Так мы ничего и не узнали, что такое произошло у тети Раи с Марфушей...
— Приехал за день до моего отъезда Василий Прокофьич ко мне, — продолжал дядя. — Раечка, вы знаете, любит ого, — он ей там рассказывает все, сидит с ней; ну так я уже его просил, чтобы он пожил у нас пока, ну хоть неделю или две: все-таки это ее развлечет, — добавил он.
— Да, это верно. Она любит его, он такой болтун, это действительно развлечет ее, станет он ей рассказывать — у него ведь это без конца; это развлечет ее, — согласилась матушка.
Дядя у нас, разумеется, ночевал, пробыл весь другой день — погода все не унималась — и наконец на третий, когда прояснело, простился и уехал.
— Этот раз я таки поживу в Петербурге, — говорил он. — Я думаю, до весны придется, пожалуй, там прожить...
— Дядя уехал, а у нас все опять пошло по-старому. Месяца через два матушка вдруг как-то сказала отцу:
— А знаешь, я хочу съездить к Рае, проведать ее. Возьму и детей с собой... А то действительно я уж целый год скоро не была у нее — неловко.
Отец не возражал, и матушка объявила, что завтра мы все, то есть она, мы, гувернантка и нянька, едем на несколько дней в Ровное к тете Рае.
Мы были, разумеется, рады, предстояло разнообразие — как же не радоваться? Начались сборы, укладывание, и на другой день, после завтрака, мы тронулись в возке, увязанные и закутанные, в путь, — предстояла дорога немалая, целых сорок верст!..

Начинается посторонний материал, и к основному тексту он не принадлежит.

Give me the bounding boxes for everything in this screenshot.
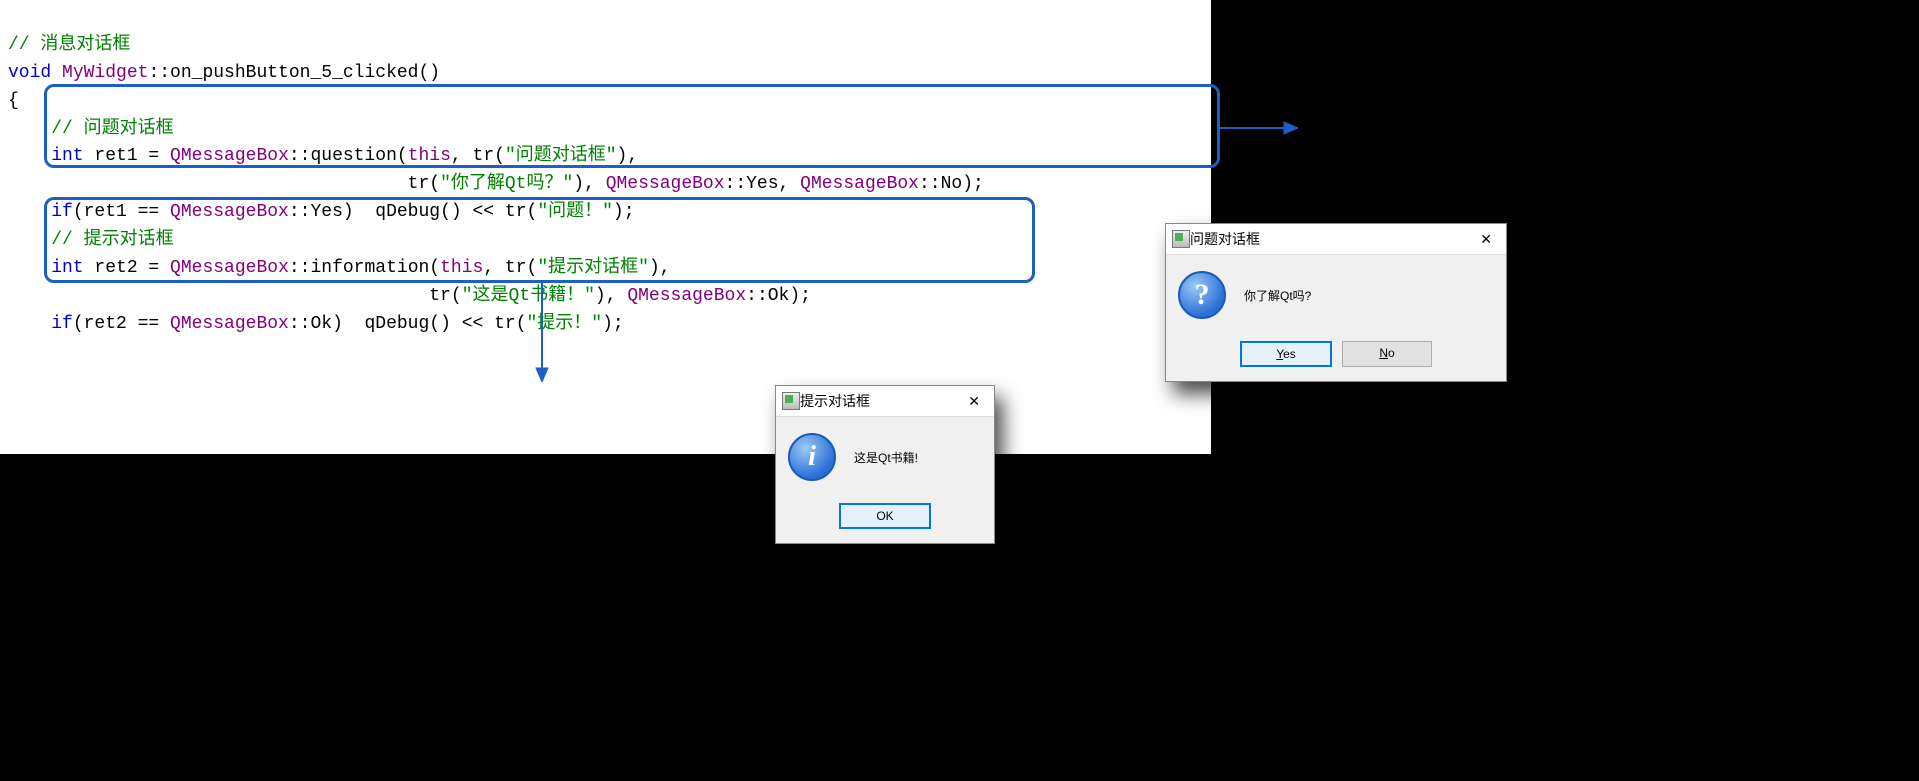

Тогда такие путешествия совершались не так, как теперь. Теперь сорок верст проехать — пустое дело, о котором никому и в голову не придет рассказывать. Велят запрячь лошадей, если есть свои, или привести ямских, заложат тарантас, сани или возок, если зимой, — и делу конец. Но тогда, да еще с детьми, — это было целое путешествие.
Так было, разумеется, и в этот раз. Начались сборы, тянулись дня три, — припоминали, как бы чего не забыть, и когда наконец все было кончено, все утомленные, одетые, закутанные с ног до головы, двинулись в переднюю.